Everton may consider sale of Johnson if price is right

Everton could be about to cash in on their striker Andrew Johnson to increase the amount of transfer funds available to the manager David Moyes.

Wigan Athletic are thought to be keen to sign the striker but Everton sources claim it will take an offer of over £10m to convince Everton to sell. Moyes has publicly taken the stance that he does not want to sell the player, and Johnson has also said he wants to stay.

Therefore, for any move to happen Johnson will have to have a change of heart and express a desire to leave the club for whom he scored only six goals in 29 league games last season. He was also often on the bench last term as Moyes prefers to play one up front – Yakubu – with Tim Cahill in the hole. Moyes also has James Vaughan and Victor Anichebe as reserve forwards.

Previously when Johnson has been linked with a move away from Everton, a desire to go back to London has been a reason put forward but it is thought that the 27-year-old and his family are settled in the north-west, which could give Wigan manager, Steve Bruce, reason for hope should he have the funds.

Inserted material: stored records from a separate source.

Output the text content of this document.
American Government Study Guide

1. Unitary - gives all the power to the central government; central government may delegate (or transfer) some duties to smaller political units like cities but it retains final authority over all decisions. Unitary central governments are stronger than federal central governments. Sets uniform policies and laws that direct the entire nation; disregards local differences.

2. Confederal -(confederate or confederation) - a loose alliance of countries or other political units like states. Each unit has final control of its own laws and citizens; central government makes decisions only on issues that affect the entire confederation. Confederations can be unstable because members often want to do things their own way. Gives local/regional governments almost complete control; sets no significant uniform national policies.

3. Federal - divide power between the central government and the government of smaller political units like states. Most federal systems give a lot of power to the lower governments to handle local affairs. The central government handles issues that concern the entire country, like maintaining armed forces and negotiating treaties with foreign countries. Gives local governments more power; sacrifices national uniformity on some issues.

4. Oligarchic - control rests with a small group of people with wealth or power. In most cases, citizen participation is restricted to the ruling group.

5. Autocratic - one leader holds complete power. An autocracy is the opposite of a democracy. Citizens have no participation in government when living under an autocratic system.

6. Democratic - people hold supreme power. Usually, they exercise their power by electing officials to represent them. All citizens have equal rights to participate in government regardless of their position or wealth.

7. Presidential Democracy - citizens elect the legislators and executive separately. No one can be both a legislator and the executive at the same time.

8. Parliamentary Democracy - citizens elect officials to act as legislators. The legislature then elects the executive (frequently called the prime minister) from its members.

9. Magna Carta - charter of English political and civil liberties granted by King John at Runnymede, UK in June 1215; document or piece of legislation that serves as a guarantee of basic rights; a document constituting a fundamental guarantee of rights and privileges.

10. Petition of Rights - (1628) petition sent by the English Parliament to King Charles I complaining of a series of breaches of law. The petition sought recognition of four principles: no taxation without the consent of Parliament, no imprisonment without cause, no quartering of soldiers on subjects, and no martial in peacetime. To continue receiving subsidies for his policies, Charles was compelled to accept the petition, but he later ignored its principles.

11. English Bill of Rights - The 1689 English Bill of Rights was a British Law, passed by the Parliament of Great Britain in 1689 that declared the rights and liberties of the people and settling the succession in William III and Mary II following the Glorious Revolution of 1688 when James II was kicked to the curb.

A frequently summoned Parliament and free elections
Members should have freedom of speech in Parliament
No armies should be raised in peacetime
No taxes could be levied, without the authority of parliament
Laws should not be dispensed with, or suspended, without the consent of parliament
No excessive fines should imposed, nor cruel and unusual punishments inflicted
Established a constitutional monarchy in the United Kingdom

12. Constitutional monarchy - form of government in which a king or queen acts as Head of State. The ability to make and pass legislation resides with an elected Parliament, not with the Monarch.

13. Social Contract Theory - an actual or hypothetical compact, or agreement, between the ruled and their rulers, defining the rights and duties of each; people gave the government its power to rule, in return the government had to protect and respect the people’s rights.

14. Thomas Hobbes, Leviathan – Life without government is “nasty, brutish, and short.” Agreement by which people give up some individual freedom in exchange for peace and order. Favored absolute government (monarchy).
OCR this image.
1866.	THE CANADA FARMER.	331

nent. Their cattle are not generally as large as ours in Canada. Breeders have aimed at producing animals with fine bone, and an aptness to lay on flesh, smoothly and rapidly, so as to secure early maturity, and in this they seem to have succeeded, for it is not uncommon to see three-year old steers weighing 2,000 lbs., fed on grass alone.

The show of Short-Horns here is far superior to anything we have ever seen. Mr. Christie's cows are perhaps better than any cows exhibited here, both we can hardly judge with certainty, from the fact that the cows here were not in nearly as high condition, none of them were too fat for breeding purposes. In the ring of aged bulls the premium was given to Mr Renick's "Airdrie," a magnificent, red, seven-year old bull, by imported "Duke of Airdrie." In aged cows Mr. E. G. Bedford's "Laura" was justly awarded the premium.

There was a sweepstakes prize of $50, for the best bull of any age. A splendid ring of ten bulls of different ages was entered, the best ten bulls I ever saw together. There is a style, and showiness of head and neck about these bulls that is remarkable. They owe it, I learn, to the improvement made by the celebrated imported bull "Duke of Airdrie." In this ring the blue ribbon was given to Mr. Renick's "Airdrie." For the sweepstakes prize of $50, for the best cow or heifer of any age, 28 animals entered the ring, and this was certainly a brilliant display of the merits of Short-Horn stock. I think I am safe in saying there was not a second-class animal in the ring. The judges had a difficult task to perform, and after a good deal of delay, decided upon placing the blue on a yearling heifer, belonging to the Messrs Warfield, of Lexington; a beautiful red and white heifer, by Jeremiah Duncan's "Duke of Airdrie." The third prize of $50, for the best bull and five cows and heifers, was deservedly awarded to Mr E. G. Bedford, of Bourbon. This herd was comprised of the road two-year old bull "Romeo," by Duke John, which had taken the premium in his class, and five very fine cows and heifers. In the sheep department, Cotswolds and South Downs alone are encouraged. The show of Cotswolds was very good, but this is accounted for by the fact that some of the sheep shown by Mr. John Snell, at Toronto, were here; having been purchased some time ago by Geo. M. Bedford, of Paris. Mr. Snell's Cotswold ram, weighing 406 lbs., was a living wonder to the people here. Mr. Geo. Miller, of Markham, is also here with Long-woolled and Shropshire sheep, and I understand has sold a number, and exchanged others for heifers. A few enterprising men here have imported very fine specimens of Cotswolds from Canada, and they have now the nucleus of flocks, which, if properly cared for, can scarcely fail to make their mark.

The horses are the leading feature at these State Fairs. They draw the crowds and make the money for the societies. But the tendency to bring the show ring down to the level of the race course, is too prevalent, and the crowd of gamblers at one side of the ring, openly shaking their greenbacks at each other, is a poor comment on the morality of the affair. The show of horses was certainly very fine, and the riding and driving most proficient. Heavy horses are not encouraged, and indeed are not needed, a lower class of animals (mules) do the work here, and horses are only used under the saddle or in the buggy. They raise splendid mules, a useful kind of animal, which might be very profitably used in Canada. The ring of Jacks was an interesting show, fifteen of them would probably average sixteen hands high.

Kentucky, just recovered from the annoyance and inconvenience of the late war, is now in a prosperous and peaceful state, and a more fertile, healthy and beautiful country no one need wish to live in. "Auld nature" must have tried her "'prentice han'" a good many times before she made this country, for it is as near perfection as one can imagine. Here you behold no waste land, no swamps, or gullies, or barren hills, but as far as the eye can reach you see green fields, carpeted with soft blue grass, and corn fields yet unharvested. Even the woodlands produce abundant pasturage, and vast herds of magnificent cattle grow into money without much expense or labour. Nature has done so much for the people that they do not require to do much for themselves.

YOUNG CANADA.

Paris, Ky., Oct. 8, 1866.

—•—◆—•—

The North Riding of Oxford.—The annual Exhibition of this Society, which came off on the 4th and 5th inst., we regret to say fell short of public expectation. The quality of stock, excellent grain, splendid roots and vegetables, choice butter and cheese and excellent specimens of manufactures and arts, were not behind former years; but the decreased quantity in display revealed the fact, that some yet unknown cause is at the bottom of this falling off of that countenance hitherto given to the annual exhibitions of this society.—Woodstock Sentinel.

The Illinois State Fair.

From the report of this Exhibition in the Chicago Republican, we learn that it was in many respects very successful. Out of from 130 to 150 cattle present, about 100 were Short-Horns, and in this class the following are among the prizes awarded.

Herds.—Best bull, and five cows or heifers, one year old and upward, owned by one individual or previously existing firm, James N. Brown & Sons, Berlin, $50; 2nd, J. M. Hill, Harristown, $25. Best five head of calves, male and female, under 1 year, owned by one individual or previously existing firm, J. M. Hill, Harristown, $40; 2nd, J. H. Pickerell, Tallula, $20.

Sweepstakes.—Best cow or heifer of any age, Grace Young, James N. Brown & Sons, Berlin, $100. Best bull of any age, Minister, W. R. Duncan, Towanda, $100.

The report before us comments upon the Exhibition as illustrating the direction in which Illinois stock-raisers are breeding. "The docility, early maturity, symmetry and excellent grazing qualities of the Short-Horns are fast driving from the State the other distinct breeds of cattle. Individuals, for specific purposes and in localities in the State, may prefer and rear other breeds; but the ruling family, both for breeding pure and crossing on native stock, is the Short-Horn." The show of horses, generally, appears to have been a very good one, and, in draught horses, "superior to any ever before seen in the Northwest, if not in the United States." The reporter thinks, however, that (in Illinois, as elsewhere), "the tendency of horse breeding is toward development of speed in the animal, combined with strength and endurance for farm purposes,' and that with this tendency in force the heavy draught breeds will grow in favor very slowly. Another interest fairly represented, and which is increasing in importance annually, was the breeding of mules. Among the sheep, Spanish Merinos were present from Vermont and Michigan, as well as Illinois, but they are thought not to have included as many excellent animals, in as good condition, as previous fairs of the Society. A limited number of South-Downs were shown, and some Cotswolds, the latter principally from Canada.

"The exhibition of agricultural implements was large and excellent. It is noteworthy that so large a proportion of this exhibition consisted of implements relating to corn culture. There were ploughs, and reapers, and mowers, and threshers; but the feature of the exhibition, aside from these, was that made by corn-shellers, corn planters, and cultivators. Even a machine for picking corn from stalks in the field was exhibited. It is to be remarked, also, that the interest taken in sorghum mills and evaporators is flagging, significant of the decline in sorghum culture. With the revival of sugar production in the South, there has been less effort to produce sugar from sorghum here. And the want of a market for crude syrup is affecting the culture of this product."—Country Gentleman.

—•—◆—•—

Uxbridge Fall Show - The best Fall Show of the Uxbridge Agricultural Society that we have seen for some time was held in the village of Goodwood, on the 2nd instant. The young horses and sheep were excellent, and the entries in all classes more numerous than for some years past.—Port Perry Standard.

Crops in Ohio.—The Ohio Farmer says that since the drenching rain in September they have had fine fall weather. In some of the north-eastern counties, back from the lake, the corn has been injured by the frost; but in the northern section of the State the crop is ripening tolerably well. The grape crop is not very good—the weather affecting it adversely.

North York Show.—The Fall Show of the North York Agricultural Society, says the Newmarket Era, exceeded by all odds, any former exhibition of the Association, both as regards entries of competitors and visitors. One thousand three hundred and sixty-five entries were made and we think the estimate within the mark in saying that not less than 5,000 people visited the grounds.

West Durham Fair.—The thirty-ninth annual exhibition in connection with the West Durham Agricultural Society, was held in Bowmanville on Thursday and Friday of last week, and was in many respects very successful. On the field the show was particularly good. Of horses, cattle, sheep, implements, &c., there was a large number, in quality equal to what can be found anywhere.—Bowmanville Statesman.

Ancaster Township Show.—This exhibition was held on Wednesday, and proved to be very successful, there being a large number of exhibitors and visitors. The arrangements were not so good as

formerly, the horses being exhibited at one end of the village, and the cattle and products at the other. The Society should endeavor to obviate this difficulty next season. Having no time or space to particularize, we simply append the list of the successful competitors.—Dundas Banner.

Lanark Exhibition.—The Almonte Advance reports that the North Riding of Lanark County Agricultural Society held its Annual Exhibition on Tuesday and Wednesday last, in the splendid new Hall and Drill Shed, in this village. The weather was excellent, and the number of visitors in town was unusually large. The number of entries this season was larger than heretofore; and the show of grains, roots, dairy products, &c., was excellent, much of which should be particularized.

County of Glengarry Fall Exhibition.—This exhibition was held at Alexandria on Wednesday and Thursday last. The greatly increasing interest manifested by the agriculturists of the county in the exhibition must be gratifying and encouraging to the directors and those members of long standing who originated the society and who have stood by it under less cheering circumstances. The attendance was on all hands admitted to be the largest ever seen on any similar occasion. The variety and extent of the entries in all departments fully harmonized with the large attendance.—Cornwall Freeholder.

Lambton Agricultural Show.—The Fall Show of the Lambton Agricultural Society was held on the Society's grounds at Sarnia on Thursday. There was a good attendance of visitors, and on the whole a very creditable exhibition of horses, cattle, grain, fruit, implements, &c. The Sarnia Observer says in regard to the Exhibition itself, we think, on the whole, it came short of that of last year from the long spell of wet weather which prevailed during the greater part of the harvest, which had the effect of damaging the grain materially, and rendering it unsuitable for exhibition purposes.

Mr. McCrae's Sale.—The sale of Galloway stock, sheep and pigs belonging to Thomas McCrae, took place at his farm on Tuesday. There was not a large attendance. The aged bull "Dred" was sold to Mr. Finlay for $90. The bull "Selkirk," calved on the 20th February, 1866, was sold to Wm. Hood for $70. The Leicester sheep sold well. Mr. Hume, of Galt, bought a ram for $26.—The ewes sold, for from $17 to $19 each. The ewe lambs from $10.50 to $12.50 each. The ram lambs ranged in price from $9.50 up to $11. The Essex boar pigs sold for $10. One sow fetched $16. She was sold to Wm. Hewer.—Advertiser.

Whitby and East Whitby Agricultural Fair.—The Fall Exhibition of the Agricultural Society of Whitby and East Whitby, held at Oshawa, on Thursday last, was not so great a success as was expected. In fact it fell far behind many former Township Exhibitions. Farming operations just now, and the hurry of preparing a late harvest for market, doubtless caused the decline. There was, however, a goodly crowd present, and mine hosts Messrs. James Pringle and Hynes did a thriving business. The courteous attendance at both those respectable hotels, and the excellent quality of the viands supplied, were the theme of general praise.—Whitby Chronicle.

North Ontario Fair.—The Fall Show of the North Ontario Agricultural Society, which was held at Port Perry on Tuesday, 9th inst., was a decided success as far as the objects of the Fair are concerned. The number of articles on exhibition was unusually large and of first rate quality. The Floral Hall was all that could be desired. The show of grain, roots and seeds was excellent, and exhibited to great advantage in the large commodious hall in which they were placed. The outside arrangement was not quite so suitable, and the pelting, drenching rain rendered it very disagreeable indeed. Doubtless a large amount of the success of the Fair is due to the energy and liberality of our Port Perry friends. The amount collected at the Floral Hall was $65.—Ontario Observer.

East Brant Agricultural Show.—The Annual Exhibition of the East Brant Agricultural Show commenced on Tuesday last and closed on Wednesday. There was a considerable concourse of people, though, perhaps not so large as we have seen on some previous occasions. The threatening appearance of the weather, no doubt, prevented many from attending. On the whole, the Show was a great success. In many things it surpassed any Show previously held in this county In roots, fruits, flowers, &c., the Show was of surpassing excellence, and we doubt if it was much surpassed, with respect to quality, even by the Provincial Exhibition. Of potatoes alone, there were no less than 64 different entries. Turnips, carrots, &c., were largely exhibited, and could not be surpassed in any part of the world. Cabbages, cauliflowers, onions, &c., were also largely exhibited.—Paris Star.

Johnson is in Switzerland at Everton's training camp, so it is unlikely any move would be finalised before the squad return next week.

Everton are now being linked with moves for the Manchester United midfielder Darren Fletcher – who has just a year left on his Old Trafford contract – and the Real Zaragoza striker Diego Milito.

Moyes has been searching for a holding player to replace Lee Carsley, and Fletcher fits the bill.

Elsewhere, Anderson, Lucas and Jo have been named in Brazil's Olympic squad. All three – of Manchester United, Liverpool and Manchester City respectively – are named as regular Under-23 players and therefore clubs cannot refuse to release them. Milan's Kaka will not go to Beijing after his club refused Brazil's request.

Europe's leading clubs yesterday voted against Fifa's plan to restrict their use of foreign players. Members of the new European Club Association – the successor to the G14 group – used their first meeting to reject the "6+5" rule proposed by Sepp Blatter, president of the world governing body, to protect the national identity of clubs.

The rule would force clubs to start matches with at least six players eligible to play for the national team. Clubs prefer a plan put forward by Europe's governing body, Uefa, based on a quota of players on the roster who were developed in that country, regardless of nationality.